Last month, an Australian woman Kelli Bannister posted a photograph – in a similar pose to Whitten’s photo – cradling her daughter Summer. It was taken by her five-year-old son on a mobile phone. The reaction to that image was overwhelmingly positive.

And of course our unelected censors at Facebook found nothing alarming about a photo of a naked woman in the shower cradling her naked child.

Heather Whitten saw the truth about her husband and their son, but she little reckoned on the zeitgeist into which she lovingly dispatched her image of love.

But however taken aback Heather was, the good news is that most people who viewed the photo on Facebook saw it for exactly what it was.

But the majority of the comments have been positive. "All I see is a loving caring dad comforting his sick child," reads one. "This is a beautiful image," says another.

And in an online poll run by the Telegraph newspaper 94% of the more than 7,000 people who responded indicated they didn’t think the photo was inappropriate.

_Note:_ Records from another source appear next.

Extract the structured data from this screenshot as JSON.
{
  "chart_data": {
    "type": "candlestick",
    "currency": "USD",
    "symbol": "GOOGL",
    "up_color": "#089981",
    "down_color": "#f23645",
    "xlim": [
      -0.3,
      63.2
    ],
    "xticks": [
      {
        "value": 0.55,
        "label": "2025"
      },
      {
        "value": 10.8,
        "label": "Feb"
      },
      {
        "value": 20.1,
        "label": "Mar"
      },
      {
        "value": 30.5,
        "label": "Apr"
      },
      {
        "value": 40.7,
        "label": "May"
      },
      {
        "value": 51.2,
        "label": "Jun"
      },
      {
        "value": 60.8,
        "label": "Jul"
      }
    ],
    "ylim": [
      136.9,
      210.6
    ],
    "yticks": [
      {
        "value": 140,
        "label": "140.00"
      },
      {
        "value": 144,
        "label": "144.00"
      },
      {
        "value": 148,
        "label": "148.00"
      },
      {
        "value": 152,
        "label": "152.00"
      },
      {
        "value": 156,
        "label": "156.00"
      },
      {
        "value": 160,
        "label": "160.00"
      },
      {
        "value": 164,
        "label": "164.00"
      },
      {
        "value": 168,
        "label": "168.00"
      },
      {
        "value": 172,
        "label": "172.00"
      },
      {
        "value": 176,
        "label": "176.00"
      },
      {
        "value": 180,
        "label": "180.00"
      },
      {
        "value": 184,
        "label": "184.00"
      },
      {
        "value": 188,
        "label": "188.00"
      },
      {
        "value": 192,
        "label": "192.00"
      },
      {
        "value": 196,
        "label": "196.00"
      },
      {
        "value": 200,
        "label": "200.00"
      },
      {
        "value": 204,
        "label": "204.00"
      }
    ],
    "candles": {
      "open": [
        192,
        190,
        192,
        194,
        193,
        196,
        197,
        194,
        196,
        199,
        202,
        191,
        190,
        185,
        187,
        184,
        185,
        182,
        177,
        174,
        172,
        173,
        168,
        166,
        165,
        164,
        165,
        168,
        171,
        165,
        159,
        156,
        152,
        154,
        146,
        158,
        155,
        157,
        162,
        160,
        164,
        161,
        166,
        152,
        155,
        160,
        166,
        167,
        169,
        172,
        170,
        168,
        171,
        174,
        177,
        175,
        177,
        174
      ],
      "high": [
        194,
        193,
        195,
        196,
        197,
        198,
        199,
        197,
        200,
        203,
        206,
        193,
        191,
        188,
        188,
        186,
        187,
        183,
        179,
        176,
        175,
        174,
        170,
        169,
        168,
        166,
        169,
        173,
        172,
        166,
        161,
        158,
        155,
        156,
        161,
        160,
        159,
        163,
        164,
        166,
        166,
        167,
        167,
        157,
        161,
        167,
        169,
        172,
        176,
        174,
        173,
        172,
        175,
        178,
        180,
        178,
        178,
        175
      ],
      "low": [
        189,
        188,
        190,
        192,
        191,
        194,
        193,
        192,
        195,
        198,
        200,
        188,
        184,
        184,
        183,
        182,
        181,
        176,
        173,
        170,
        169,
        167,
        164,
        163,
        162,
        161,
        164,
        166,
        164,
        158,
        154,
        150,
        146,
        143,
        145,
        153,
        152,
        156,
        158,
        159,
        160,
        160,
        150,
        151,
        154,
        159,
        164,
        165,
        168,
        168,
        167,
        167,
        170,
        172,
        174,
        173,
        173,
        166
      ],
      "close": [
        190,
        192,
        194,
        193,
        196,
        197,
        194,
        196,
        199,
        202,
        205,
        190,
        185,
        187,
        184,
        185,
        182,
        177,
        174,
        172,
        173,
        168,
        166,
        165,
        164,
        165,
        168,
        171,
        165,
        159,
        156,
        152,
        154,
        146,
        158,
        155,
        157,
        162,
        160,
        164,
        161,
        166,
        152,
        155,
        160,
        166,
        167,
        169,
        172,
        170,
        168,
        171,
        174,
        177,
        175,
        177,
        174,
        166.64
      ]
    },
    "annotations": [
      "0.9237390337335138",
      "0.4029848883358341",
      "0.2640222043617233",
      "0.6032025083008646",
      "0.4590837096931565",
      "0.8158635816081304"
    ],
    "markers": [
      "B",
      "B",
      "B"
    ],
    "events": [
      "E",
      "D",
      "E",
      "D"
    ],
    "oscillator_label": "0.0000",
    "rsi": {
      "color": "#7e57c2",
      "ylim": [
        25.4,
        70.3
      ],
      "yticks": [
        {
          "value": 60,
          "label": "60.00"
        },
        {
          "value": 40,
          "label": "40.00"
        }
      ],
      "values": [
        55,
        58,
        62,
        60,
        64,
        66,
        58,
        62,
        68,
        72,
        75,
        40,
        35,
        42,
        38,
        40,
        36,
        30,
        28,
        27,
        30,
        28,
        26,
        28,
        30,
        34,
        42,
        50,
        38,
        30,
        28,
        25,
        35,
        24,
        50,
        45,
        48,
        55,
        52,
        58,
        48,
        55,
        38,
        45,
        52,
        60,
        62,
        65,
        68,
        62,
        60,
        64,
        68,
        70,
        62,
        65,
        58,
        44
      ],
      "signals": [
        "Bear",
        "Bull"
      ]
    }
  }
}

As with most magazine polls, I suspect the Telegraph’s results are skewed. In situations such as this one, people who care strongly about the topic are the ones who vote, so the sample inevitably suffers from selection bias. But still, 94% – 6% is quite a landslide. I’d venture to say that the responses to Heather Whitten’s beautiful and touching photo roughly reflect the views of everyday people regarding fathers and children. Vastly more regard dads as positive influences on children and families, haven’t swallowed the nonsense peddled by popular culture and disagree with the courts. Indeed, not a few surveys of people’s attitudes demonstrate the fact.

But We the People, who every day show ourselves to be not only smarter but kinder than our betters – Facebook censors, judges, lawmakers – aren’t the ones to decide which paternal behavior we deem appropriate, which children should lose a parent to divorce and the like. Sadly, the ones who were horrified by the photo of Thomas Whitten comforting his sick son have a lot more in common with legislators and judges than the majority of us do.